Unionist Unity is, nevertheless, stupid and dangerous

Notwithstanding yesterday’s blog, looked at remotely rationally I find it hard to disagree with a single word of Tommy McKearney’s piece here. Mr McKearney is a former hunger striker and a socialist; I am the son of an Army Officer and a liberal; really, Unionism is going some to get Mr McKearney and me on to the same side!

I have to say I am concerned that the media have not focused on the real issue around the Unionist Unity project in Mid-Ulster. Mr Nesbitt, Mr McCallister and Mr McCrea are but minor bit players in this show. The real issue is the attempt to equate Unionism with clean hands and Republicanism with terror – an attempt which is sure to fail, with potentially grave results for the increasingly fragile institutions here.

Some friends of mine within Unionism have made the case for Mr Lutton’s candidacy based on the moral prerogative to show Sinn Fein up. I agree with the moral prerogative, but this is the worst possible tactic – partly because it is so obviously crudely sectarian; and partly because Mr Lutton is no politician and will need protection as it is. As Mr McKearney points out, the past will be dug up in both directions – and, what is worse, the so-called “Republicans” will win comfortably, thus appearing to justify the very reading of history Unionists, even some moderate Unionists, are trying to show up.

In an area already as embittered as Mid-Ulster with the whole political process as unstable as it is, this is not just stupid, it is dangerous. The Ulster Unionist Party should never have allowed it to happen, and will take responsibility for the consequences to its grave.

6 thoughts on “Unionist Unity is, nevertheless, stupid and dangerous

  1. harryaswell says:

    Well, it so happens that I, too, am the son of a regular British Army officer. However, I am far from being Liberal, a party of wets and pseudo intellectuals. How you can agree with Tommy McKearney’s piece I simply cannot understand, since it is truly mischievous and comprised of spitefull inuendo and Republican bias and wishfull thinking. Tommy McKearney is an unrepentant unreconstructed murderous terrorist of the worst possible kind. He is condemning thousands of Protestant Unionists with his vile cant. I am amazed that you support what he says. Or, perhaps I should not be, having seen what is said in this blogg. Obviously, peace at any price will not get the desired result. One does have to stand up for ones rights and principles after all, which is exactly what Tommy McKearney’s piece is doing for him. The UUP will, I am sure, come out of this well in the end, after a thorough re-organisation into a sane and proper party.

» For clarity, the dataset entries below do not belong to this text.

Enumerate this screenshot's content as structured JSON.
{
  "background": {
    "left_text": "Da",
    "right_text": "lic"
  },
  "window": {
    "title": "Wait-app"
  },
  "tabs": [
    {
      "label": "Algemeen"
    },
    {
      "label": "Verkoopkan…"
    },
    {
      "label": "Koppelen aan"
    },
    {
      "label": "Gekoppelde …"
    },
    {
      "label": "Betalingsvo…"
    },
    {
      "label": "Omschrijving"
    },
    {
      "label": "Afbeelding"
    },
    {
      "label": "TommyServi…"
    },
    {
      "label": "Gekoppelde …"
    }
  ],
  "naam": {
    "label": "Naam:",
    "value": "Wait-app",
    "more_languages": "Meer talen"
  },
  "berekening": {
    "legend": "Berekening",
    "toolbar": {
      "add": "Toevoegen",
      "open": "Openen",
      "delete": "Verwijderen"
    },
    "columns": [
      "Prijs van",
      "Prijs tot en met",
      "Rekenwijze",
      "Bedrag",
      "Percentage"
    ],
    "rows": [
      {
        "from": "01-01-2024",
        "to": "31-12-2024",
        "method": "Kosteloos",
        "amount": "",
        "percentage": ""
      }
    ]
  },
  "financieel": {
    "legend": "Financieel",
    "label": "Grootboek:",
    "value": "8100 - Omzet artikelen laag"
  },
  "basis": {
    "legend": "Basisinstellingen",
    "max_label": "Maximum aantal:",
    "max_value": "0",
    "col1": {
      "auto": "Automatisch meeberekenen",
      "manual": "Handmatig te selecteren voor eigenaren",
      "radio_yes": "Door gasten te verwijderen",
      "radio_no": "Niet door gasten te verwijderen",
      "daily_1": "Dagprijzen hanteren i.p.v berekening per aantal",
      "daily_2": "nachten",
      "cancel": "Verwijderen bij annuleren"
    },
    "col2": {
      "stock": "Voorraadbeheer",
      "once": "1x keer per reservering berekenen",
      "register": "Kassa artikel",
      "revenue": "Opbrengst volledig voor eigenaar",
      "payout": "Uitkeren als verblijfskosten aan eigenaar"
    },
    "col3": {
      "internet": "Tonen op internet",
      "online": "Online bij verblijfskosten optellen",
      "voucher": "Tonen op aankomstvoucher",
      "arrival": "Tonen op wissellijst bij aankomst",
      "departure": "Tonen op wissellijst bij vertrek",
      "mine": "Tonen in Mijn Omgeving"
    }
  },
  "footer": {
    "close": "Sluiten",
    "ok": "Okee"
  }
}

  2. I think there are things people can respect in isolation, I can recite a list from Eammon McCann to David Vance who think that this action is both a threat to the Ulster Unionists identity and question if the DUP are not the overall winners here. The SDLP may’ve lost the seat of Tommy Gallagher to not playing ball on pacts however it did show it was not afraid to defend its principles, at a time of a functional power sharing arrangement.

    What we see in the UUP is a lack of decisiveness that saw McNarry leave before the u-turn and McCrea and McCallister after it. Is the problem Brolly’s alledged past which may or may not be true and his abstentionism or is the real problem that nearly four in every seven people in Mid Ulster might call themselves Nationalist, Republican or Irish?

  3. Oh right, now I’m the one stuck in the past. I seem to be ideé fixed on that.

  4. harryaswell says:

    I am sure you think you are correct in what you say!! – BUT, McNarry, Basil and John, simply refused to NOT wash their dirty linen in public, supported wholeheartedly by the the mischevious News Letter and Belfast Telegraph. It simply could not be allowed to go on! Nesbitt is correct in what he is doing. Get rid of selfsatisfied, self important and pompous persons who seem unable to work within a team. It is my bet that now these “stabbers in the back” are gone, the UUP will indeed become the party of popular choice again. I fail to see the logic of your statement about lack of decisiveness, quite the reverse actually.

    • I actually have some sympathy with the view that Basil, John and David were remarkably disloyal.

      That is not to say I don’t broadly agree with the former two in principle, in terms at least of why they left.